Monday, September 6th, 2010
Scottish Water is starting to clamp down on commercial premises that discharge cooking fats into the countries sewers by handing them a fine of £40,000.
It costs Scottish Water £2m every year to unblock the countries sewers after they have become clogged with congealed fat. And it warns that unless companies do something to alleviate the problem, overflowing drains and sewers could become a common occurrence.
Most sewer problems caused by congealed fats are due to the irresponsible actions of takeaway and restaurant owners who pour fats down their drains. So Scottish Water has released a list of the top 10 problem areas as it aims to highlight the issues it has to face on a daily basis.

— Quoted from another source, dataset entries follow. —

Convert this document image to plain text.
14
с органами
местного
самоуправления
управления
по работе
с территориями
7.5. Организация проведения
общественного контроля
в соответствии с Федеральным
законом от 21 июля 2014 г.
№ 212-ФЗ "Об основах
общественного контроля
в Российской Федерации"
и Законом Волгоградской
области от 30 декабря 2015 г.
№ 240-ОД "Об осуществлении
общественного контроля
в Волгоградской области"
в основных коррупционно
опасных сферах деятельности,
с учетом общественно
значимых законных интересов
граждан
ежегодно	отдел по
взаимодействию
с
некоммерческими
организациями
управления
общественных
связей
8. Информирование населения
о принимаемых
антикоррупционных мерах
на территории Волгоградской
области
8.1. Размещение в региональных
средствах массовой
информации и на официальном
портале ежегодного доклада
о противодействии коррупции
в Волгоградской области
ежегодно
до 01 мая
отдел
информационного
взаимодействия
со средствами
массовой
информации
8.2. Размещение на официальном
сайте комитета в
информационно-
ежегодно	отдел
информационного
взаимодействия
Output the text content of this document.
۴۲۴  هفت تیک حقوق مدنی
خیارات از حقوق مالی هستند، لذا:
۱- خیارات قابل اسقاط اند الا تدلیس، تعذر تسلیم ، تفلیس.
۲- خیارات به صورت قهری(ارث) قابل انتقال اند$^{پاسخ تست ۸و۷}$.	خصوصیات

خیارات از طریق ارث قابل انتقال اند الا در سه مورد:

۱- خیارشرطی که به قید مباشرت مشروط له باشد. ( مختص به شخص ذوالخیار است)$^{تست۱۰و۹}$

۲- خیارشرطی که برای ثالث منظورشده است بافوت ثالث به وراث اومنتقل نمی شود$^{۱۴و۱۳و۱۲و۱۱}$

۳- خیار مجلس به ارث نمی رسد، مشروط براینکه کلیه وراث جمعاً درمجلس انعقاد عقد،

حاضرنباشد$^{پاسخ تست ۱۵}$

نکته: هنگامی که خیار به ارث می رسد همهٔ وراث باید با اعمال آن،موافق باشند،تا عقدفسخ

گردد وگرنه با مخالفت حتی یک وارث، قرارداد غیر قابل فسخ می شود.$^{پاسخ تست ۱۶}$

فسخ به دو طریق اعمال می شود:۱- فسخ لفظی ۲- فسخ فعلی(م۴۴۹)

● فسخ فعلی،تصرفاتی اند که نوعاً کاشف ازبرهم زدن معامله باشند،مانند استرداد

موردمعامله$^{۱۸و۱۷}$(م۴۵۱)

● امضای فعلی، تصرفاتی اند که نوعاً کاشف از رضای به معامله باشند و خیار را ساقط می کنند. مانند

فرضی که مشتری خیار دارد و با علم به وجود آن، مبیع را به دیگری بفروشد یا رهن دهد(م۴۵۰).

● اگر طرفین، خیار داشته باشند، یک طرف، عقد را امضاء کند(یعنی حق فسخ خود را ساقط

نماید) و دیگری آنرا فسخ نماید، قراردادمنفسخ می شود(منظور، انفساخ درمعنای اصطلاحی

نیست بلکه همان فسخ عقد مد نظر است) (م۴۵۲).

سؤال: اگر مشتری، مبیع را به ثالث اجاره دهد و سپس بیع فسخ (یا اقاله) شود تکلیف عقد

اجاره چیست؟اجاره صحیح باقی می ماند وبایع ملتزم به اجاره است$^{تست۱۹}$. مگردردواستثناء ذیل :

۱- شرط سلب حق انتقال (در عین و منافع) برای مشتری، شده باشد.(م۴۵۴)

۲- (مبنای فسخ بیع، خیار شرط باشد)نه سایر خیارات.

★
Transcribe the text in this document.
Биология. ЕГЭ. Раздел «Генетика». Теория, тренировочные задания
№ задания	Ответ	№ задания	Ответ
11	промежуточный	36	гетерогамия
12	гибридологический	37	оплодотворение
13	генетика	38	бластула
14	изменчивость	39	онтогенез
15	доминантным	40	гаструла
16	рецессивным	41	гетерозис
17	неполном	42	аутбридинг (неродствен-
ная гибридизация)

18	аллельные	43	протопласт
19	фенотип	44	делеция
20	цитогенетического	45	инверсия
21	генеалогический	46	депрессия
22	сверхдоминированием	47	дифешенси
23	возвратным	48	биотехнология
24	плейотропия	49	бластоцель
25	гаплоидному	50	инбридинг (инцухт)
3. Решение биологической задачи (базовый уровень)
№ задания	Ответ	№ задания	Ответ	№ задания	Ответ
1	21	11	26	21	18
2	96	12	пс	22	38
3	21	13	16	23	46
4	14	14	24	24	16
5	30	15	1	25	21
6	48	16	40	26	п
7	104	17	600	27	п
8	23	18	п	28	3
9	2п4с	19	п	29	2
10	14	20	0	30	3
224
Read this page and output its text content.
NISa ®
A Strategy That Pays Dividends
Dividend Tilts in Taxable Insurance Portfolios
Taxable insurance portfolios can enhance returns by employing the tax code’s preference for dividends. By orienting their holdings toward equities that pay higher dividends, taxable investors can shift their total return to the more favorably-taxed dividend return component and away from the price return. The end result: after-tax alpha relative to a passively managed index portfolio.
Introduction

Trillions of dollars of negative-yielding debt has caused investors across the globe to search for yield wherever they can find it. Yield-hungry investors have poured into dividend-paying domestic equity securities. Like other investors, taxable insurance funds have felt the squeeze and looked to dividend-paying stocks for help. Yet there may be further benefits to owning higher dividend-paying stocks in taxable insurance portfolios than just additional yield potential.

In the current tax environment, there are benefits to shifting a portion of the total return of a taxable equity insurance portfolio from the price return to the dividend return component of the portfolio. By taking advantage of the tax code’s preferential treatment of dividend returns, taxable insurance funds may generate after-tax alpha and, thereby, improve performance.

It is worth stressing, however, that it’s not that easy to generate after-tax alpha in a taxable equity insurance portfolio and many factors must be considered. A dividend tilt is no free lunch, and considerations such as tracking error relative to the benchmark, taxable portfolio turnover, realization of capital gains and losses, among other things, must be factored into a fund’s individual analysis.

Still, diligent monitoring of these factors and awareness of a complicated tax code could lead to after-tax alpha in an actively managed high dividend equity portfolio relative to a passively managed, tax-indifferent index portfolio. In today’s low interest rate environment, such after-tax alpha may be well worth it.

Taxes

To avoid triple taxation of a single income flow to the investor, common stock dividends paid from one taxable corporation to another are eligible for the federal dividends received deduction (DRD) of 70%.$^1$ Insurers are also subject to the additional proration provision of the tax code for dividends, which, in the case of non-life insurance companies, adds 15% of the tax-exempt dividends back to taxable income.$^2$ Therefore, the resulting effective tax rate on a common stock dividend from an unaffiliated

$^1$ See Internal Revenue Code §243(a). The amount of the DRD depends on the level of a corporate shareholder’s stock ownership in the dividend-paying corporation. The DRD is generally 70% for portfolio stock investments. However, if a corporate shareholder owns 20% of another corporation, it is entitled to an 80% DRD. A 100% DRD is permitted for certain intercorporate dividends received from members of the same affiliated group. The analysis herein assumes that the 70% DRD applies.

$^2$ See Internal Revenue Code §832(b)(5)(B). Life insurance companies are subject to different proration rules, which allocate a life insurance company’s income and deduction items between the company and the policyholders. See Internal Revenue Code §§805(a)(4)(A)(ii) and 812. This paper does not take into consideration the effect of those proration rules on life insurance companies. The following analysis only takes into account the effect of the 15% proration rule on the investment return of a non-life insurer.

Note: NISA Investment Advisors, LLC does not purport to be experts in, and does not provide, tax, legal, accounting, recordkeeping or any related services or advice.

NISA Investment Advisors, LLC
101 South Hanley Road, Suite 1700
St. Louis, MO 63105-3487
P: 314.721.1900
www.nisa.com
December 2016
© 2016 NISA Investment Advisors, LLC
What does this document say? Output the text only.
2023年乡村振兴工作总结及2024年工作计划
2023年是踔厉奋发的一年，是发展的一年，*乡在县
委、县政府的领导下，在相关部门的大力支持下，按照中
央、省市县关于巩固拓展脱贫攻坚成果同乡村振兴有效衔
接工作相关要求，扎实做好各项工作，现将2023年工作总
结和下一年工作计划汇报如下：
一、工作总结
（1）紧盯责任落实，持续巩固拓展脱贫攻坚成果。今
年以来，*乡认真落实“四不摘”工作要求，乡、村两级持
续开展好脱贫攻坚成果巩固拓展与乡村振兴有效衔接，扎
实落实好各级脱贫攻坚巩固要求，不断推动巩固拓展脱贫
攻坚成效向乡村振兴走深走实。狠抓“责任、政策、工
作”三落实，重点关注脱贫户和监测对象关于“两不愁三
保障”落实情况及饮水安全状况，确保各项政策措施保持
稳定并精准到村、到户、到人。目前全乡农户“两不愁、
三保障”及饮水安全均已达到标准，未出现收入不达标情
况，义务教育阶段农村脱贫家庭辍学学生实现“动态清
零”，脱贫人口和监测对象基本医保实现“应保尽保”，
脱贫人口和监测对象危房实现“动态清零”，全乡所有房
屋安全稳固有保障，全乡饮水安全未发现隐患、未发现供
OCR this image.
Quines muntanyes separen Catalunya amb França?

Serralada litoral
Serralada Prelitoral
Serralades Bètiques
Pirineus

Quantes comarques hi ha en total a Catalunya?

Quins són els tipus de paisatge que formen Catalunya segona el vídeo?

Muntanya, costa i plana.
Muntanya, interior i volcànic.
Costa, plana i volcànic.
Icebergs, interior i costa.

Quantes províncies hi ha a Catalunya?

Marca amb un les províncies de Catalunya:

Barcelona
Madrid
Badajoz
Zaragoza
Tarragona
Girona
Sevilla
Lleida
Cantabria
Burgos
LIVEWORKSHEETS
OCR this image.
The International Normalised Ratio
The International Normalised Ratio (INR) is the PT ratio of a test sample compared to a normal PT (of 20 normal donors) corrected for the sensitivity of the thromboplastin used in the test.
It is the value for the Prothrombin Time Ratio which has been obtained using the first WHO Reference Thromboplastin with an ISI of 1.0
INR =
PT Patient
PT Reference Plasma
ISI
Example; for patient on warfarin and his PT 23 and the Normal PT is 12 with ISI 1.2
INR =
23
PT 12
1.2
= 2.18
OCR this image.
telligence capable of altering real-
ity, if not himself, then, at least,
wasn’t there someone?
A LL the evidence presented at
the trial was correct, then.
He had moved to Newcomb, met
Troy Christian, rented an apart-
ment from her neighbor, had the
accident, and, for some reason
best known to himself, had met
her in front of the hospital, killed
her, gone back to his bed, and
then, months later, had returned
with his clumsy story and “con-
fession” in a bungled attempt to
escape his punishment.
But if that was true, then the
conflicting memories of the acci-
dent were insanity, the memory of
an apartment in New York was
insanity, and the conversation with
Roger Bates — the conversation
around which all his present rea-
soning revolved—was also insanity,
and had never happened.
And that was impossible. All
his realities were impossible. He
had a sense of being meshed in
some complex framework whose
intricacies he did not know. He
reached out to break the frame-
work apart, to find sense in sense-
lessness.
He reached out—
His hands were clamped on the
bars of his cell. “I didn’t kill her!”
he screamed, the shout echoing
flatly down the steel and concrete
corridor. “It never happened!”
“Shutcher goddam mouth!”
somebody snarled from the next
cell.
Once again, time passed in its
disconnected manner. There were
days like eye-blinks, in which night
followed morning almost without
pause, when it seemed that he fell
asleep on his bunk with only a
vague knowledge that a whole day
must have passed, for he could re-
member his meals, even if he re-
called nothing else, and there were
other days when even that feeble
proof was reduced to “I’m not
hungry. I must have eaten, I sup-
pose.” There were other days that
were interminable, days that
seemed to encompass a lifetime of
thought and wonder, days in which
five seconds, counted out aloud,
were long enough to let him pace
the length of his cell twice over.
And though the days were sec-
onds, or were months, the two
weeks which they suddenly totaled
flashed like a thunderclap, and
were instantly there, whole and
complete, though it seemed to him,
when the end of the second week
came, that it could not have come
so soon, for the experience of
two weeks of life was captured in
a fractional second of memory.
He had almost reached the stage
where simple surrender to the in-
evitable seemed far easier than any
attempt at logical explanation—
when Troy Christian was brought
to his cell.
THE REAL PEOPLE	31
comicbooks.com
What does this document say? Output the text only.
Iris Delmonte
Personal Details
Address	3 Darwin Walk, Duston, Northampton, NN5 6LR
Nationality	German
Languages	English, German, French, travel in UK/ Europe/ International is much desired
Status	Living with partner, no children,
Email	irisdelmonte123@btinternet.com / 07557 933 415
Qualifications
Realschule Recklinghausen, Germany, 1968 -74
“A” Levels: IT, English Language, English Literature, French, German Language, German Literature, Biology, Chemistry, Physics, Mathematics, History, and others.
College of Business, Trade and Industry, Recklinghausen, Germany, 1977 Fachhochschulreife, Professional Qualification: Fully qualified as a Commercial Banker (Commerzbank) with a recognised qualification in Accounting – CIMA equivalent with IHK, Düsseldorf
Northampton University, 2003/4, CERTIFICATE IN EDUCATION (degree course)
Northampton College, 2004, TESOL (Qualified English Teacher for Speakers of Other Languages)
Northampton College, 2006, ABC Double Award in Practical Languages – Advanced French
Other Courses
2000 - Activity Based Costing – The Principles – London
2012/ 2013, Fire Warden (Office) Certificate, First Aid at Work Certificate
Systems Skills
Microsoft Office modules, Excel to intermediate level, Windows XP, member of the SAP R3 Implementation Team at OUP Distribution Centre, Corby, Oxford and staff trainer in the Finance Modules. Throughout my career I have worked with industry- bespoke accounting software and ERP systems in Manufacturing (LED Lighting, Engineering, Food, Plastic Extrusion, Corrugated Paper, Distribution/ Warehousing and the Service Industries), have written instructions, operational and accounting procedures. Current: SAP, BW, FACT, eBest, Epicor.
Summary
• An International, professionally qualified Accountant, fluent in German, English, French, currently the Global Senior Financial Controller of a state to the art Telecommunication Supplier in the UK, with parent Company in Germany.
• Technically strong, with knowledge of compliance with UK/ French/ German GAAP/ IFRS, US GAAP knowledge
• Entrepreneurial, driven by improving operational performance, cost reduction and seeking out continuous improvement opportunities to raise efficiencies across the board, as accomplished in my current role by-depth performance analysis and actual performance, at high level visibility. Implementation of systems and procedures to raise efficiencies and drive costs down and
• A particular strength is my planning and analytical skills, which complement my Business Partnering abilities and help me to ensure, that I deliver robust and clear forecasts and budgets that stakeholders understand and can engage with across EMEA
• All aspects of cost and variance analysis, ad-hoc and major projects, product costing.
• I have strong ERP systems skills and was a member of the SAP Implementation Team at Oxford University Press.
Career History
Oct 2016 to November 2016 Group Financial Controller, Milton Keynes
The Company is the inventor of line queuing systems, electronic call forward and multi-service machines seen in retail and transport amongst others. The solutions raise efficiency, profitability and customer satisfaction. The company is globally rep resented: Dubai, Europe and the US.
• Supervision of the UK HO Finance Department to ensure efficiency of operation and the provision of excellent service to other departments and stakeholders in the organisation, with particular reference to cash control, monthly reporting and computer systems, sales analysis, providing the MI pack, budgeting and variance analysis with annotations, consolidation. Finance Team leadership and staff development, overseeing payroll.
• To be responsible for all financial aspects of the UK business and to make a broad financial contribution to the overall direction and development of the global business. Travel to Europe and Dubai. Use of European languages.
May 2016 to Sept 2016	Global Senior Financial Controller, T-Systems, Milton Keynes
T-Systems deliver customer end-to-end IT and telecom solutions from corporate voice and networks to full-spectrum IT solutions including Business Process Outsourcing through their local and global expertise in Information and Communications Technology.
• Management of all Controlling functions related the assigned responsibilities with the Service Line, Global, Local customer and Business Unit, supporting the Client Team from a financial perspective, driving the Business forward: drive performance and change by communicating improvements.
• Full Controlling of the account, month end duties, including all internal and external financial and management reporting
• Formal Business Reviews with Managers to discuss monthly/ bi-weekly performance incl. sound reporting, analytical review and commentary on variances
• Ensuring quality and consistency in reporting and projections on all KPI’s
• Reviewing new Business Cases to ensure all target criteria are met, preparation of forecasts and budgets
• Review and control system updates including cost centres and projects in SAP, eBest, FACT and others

The list of offenders includes tourist destinations St Andrews and Edinburgh. Alex Milligan, Scottish Water’s trade effluent advisor stated:
“The impact is not just on locals but on the tourist industry as well,
“You can imagine what it must be like, visiting a town or a village and the first thing you see is sewage running down the road. It doesn’t exactly enhance the tourist experience.”
Scottish Water is hoping commercial establishments start to use grease traps on drains as is commonplace in many other countries in the EU. The traps stop the grease from clogging the sewage system and can not only relieve blockage issues for Scottish Water; they can also alleviate problems for the business owner as well.